The four sculptures which can be described simply as a wheel, a cup, a bundle and a bag are represented in watercolour drawings sharing the space in his studio in France with modelled sculptures of male figures. Two graphite drawings from forty years ago focus on baby hands grasping their first instruments of joy, a cube and a ball to fathom and mould their environment. Stephen Schofield has given us a beautiful vision of how instruments might change our surroundings in small, but consequential, ways.
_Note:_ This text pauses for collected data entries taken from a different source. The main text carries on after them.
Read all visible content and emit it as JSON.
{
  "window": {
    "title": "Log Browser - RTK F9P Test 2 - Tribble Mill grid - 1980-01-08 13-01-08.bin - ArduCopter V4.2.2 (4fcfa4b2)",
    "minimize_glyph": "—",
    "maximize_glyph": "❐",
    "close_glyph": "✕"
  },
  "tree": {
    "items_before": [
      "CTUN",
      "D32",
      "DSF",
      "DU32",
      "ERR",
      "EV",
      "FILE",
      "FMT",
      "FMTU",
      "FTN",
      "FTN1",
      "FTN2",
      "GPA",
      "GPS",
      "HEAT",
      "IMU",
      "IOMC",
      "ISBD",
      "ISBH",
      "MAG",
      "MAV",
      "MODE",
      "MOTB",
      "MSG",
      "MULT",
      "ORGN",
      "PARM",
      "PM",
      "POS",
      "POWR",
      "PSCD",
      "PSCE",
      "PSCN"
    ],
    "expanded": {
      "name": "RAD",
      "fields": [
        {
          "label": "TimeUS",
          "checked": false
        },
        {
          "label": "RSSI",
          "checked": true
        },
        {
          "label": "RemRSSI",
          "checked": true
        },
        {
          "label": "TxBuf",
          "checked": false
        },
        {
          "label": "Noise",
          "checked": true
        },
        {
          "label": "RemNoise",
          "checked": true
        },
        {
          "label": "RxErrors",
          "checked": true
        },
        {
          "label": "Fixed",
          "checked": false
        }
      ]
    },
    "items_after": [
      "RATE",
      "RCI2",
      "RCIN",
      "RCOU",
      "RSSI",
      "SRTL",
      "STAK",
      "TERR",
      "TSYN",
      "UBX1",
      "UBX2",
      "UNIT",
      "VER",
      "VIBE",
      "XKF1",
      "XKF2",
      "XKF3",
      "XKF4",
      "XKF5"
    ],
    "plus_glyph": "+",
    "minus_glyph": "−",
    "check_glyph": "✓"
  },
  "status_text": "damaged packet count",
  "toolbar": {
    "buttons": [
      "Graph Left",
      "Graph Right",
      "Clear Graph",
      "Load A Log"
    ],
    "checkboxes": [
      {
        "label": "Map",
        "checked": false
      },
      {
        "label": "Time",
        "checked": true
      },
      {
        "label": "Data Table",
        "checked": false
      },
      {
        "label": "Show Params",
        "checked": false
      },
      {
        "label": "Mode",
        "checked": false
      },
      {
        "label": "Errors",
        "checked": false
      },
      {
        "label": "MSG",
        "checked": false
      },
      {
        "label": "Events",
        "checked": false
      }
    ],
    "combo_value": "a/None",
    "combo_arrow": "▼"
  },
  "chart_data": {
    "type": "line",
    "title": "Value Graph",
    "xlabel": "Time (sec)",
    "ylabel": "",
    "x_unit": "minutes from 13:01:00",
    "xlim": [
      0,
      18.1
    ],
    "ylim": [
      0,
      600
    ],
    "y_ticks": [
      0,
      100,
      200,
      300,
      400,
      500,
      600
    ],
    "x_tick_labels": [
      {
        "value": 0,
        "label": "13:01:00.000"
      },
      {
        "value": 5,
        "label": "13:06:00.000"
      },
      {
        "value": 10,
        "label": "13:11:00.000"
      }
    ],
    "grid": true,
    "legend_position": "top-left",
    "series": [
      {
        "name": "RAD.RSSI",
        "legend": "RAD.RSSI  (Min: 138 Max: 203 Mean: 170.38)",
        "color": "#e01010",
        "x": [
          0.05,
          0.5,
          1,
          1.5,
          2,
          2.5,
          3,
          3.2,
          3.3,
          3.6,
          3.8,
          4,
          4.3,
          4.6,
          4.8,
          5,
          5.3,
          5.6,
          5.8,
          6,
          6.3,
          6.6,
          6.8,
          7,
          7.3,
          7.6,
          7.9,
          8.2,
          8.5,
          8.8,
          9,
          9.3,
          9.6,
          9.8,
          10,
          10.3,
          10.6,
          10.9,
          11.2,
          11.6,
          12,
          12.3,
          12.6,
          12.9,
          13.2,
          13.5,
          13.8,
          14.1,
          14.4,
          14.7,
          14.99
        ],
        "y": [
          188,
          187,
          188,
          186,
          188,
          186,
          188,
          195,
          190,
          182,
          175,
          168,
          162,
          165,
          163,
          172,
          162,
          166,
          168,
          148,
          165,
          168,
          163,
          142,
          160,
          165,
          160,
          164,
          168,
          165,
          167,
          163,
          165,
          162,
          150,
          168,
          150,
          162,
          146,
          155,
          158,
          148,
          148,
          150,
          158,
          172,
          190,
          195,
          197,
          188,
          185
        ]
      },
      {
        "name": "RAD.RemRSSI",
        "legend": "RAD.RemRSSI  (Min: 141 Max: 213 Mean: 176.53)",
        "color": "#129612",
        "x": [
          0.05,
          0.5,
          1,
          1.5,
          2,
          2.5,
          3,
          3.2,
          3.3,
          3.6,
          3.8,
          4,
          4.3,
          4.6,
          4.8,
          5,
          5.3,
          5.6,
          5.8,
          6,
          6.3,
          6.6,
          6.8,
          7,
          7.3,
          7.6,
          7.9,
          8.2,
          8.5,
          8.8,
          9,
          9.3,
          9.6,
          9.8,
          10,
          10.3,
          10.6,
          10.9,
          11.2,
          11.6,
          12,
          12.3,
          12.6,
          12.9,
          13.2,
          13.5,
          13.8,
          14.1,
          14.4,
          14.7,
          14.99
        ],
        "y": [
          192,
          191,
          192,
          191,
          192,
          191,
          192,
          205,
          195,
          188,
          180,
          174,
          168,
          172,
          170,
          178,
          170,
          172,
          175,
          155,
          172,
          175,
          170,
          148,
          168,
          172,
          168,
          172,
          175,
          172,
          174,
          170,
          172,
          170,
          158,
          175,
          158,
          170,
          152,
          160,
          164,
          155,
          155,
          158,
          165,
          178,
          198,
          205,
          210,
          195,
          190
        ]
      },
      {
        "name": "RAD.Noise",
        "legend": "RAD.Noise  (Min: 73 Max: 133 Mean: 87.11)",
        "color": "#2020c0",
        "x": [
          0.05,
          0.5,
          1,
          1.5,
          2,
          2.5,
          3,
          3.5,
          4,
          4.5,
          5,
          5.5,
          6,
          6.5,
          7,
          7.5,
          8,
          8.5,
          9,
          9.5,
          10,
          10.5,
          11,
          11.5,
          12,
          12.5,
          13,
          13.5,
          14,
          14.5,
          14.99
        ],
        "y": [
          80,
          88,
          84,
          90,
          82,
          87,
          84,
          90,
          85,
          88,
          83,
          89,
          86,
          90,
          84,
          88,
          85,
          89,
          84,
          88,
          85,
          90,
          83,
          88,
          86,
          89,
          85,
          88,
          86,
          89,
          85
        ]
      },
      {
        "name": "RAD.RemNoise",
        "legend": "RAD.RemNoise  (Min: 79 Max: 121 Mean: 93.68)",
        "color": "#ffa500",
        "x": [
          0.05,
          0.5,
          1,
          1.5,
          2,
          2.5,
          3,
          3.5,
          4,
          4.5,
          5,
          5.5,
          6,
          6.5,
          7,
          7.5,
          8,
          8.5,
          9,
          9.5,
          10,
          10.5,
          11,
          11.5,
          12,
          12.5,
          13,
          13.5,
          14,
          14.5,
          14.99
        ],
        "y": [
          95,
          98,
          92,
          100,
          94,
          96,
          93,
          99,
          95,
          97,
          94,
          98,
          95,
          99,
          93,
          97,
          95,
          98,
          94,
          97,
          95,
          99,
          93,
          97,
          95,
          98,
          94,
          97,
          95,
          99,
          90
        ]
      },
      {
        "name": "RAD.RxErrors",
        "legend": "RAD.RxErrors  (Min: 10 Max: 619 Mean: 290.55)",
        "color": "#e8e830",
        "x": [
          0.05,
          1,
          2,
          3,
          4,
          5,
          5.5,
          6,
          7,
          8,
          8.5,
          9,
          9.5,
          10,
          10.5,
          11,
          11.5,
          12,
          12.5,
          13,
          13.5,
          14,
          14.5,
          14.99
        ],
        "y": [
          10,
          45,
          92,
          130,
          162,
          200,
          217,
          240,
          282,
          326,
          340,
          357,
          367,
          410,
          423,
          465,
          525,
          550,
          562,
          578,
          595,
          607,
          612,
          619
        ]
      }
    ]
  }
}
Stephen Schofield (b. Toronto, Ontario) lives and works in Montreal. His work has been exhibited at renowned venues like The Power Plant, le Musée d’art contemporain de Montréal, la Biennale de Montréal, the Musée national des beaux-arts du Québec, the National Gallery of Canada, the Dalhousie Art Gallery, and the CREDAC in Paris. Additionally, he has held solo and group exhibitions in New York at the Sculpture Centre, White Columns, and the Cue Foundation. Schofield recently created a series of porcelain sculptures during an artist residency at CRAFT in Limoges, which were featured in the Musée national Adrien Dubouché. He was awarded the Louis-Comtois Prize of the City of Montréal in 2004. Schofield has also presented outdoor sculptures to notable locations such as the Toronto Sculpture Garden, Artefact on l’Ile Ste-Hélène in Montréal, Parc Jarry in Montréal, Quartier des spectacles in Montréal, Allée de Création in Repentigny, and l’Agora des arts in Rouyn-Noranda.

 


 

1. The title is inspired by the lyrics of a song by Henry Purcell, Sound the Trumpet, one of six pieces composed in 1694 for Queen Mary's birthday.